Where's The Snow?

Where's The Snow?
SEATTLE - It's a pretty simple formula: The lower the snow pack, the greater the risk of a water shortage in the summer.

And low snow levels can sometimes indicate a drought or a bad wildfire season.

There's barely any snow up in them there hills. The Cascades and Olympic Mountain ranges are bare in spots and skimping by with some of the lowest snow pack we've seen since 1977.

Could it be deja vu all over again? In 1977 the low snowpack lead to one of the worst droughts in state history.

"The longer range computer forecasting models, 2,3 or 4 months out are becoming more consistent and they're showing us staying in this dry pattern with temps above normal. That's a bad combination for getting more snow in the mountains," says KOMO Meteorologist Todd Johnson.

But Todd says that doesn't mean we won't get snow.
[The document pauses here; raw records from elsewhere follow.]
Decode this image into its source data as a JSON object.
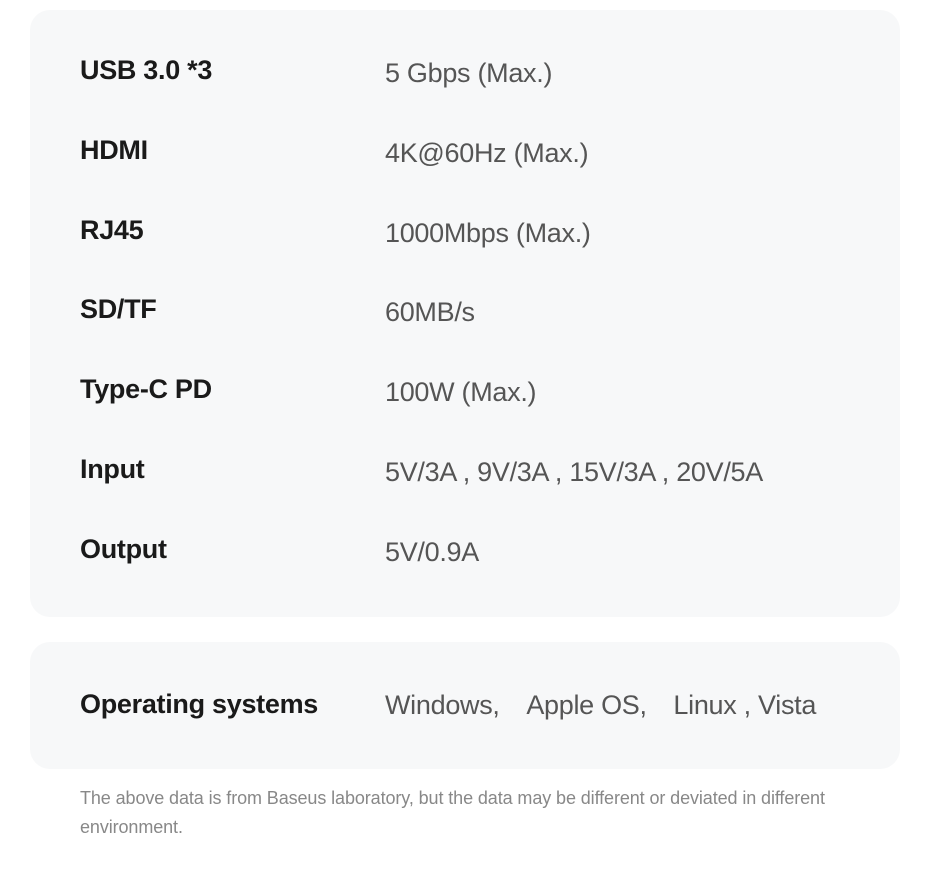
{
  "specs": {
    "rows": [
      {
        "label": "USB 3.0 *3",
        "value": "5 Gbps (Max.)"
      },
      {
        "label": "HDMI",
        "value": "4K@60Hz (Max.)"
      },
      {
        "label": "RJ45",
        "value": "1000Mbps (Max.)"
      },
      {
        "label": "SD/TF",
        "value": "60MB/s"
      },
      {
        "label": "Type-C PD",
        "value": "100W (Max.)"
      },
      {
        "label": "Input",
        "value": "5V/3A , 9V/3A , 15V/3A , 20V/5A"
      },
      {
        "label": "Output",
        "value": "5V/0.9A"
      }
    ]
  },
  "os": {
    "label": "Operating systems",
    "value": "Windows, Apple OS, Linux , Vista"
  },
  "footnote": "The above data is from Baseus laboratory, but the data may be different or deviated in different environment.",
  "styling": {
    "card_background": "#f7f8f9",
    "card_border_radius": 20,
    "label_color": "#1a1a1a",
    "label_font_size": 27,
    "label_font_weight": 700,
    "value_color": "#555555",
    "value_font_size": 27,
    "value_font_weight": 400,
    "footnote_color": "#888888",
    "footnote_font_size": 18,
    "body_background": "#ffffff",
    "label_column_width": 305,
    "row_spacing": 42
  }
}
Todd reminds us we still have 6 more weeks of winter to try and catch up.

University of Washington Atmospheric Sciences professor Cliff Mass says we're being too pessimistic in worrying now about a drought and forest fires.

"We're only half way thru the snow season, the max snow really peaks around the first week of April," says Mass.
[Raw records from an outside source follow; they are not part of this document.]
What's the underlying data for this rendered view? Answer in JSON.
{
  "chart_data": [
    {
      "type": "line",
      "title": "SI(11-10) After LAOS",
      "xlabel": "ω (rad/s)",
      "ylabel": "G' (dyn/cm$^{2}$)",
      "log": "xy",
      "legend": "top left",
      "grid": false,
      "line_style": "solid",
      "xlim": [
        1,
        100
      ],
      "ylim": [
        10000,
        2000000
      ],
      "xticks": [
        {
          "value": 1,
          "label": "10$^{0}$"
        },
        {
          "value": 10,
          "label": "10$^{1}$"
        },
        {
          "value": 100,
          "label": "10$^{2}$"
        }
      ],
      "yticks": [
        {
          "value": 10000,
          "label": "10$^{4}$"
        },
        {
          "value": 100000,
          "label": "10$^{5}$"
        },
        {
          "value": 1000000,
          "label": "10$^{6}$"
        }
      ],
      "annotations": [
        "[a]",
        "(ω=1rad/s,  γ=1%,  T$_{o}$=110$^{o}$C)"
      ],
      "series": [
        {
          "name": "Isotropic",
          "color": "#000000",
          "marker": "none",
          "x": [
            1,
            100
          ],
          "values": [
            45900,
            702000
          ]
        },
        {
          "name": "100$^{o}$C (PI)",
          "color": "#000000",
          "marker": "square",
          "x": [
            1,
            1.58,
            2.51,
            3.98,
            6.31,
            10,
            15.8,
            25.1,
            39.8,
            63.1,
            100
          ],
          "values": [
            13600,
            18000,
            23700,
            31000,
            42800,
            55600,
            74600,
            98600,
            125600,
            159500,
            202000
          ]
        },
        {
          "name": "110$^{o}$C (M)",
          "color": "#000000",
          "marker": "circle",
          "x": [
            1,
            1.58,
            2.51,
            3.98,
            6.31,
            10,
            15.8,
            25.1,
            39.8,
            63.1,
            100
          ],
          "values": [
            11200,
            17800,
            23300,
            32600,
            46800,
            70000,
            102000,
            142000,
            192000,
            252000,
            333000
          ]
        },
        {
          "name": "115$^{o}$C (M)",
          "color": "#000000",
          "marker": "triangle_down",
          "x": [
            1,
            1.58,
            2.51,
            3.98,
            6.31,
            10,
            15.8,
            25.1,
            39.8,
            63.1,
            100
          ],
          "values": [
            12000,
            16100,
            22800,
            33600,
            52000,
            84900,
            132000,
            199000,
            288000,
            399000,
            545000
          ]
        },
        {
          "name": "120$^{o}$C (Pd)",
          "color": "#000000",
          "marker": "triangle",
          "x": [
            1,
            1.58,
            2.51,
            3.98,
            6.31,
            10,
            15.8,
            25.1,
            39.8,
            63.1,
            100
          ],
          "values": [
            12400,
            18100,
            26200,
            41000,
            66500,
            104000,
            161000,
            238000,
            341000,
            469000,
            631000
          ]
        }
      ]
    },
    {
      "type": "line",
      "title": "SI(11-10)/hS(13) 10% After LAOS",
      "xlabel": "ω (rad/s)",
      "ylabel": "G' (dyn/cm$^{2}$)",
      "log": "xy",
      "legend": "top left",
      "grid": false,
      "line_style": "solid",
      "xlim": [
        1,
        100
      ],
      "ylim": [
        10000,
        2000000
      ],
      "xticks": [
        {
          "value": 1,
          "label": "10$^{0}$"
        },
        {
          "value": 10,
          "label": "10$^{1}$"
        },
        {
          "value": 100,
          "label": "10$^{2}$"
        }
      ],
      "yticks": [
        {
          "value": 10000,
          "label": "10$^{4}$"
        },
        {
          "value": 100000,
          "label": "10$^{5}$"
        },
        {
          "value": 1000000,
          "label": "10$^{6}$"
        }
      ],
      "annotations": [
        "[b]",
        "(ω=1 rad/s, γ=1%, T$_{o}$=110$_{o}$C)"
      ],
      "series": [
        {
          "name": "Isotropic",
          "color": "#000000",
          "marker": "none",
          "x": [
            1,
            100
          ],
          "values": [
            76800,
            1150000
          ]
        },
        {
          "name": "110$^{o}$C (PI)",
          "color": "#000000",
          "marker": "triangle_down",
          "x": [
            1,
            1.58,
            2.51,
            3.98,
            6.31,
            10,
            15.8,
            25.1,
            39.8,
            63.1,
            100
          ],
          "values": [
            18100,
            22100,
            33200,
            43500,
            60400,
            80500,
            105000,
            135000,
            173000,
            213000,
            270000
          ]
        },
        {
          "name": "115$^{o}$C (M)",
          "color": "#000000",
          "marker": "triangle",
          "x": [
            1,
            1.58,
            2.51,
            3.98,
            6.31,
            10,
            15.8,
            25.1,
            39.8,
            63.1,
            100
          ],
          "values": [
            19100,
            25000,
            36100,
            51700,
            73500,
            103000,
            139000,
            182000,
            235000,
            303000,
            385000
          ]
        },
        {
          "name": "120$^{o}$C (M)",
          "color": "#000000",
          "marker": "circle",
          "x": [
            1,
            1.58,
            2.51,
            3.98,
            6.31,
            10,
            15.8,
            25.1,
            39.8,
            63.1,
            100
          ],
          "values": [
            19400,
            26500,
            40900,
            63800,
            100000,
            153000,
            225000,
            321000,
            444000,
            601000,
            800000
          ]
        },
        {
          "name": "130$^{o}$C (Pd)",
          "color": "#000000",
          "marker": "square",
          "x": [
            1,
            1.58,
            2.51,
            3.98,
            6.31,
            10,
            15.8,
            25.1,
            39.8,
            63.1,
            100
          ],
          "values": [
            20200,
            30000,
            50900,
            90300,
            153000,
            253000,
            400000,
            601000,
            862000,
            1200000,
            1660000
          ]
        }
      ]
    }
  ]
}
In fact, in 1976 we started out with a wimpy winter. Mt. Baker was hurting for snow.

"Then late in February and March we got big snow storms and made up the whole deficit," says Todd Johnson.

Cooler air is already making a comeback; the weekend forecast calls for cooler temps and snow in the mountains.

And then there's Punxsutawney Phil. He saw his shadow on Groundhog Day this year, meaning 6 more weeks of winter according to a groundhog.

"There are other groundhogs that have come up in competition. There are 6 of them ...3 said early spring, 3 said the way it would be in a normal calendar year (more winter)," says Johnson.

That's means there's a 50-50 chance of more snow?